YALSA would agree. This is the 2006 Printz award winner, given to books exemplifying “literary excellence”. I feel the excellence, too. It’s in the structure: the first half of the book is a countdown; we don’t know what’s going to happen, but we know that it will happen in eighty-seven, then fifty-two, then four days. After the cataclysm, the chapters start counting up again, making the central horribleness ground-zero. We watch the characters approach their life-changing event, and we watch them try to rebuild after it.

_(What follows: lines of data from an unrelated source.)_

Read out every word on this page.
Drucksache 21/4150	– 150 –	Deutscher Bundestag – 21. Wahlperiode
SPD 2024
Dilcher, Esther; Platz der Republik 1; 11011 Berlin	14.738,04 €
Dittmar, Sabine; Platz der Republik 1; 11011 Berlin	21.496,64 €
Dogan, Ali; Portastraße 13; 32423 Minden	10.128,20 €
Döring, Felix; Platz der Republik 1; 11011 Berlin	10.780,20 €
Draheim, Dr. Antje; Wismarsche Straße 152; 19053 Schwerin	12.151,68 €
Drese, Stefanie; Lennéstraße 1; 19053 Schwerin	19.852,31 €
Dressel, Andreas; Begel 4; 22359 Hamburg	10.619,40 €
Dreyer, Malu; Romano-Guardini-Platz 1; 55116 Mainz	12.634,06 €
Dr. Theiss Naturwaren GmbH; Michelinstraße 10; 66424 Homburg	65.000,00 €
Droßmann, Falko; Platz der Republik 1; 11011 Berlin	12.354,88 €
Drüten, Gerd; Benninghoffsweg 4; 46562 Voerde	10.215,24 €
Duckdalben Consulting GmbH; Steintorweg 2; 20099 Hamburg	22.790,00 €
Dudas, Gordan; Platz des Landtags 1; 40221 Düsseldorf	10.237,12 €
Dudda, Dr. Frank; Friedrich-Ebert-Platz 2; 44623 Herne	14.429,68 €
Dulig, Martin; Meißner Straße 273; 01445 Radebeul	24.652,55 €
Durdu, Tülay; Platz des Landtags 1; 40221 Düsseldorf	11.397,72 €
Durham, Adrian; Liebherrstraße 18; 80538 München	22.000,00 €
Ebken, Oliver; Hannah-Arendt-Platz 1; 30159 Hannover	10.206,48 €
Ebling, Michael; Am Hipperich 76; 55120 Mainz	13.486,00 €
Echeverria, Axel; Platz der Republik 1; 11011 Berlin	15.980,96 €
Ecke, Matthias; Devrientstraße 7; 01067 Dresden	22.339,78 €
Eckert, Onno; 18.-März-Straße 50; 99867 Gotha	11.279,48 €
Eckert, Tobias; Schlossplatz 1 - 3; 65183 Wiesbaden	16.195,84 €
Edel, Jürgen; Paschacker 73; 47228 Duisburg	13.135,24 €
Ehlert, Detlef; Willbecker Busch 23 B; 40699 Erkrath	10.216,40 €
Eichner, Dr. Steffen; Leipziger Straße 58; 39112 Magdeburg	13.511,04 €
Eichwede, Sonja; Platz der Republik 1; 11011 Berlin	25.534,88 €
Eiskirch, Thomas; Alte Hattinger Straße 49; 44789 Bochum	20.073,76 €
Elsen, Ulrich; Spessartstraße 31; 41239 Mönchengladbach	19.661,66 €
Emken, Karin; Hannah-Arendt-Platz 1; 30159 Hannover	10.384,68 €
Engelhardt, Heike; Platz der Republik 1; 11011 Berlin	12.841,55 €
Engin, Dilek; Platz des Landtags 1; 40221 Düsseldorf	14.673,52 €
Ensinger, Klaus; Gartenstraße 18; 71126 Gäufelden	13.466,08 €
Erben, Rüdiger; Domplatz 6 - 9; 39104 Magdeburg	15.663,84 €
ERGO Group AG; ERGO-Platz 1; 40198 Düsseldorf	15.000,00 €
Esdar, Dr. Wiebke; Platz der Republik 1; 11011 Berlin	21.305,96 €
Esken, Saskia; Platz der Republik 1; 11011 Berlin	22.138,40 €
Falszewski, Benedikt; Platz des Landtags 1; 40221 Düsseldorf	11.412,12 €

Miles, or Pudge, as his friends call him, is sixteen, and until this year, his life has been a long, straight road of uneventfulness. He trades all of it in for Culver Creek boarding school, where he pairs up with the genius, dirt-poor Chip, and meets the beautiful, clever, self-destructive Alaska. The three spend the semester plotting elaborate pranks, staying up all night drinking pink wine and talking. Miles is obsessed with collecting last words of famous people, reading biographies and recording death statements, such as the poet Rabelais, who said “I go to seek a Great Perhaps”. The Great Perhaps surfaces over and over in this book, as Miles slogs through his World Religion class and, after the tragedy, is forced to rethink everything he’s ever known.
It’s one of the best books I’ve ever read. I try to reserve that judgment, and use it sparingly, but I really mean it this time. This book is all about the Big Questions, but not in an annoying, philosophical way that comes from someone who hasn’t experienced loss. The author, in an interview, said that if he were to teach the book, he would ask, “What is the point of death? and What is the point of literature? and In an essentially and irreperably broken world, is there cause for hope?” It’s important to think about.
Author’s website: http://johngreenbooks.com/
Green, John. Looking for Alaska. Dutton Books: New York, 2005. 221 pages. Ages 16 and up (sex, smoking, and underage drinking). ISBN 978-0525475064
If you liked this book, try Will Grayson, Will Grayson by John Green and David Leviathan or The Perks of Being a Wallflower by Stephen Chbosky.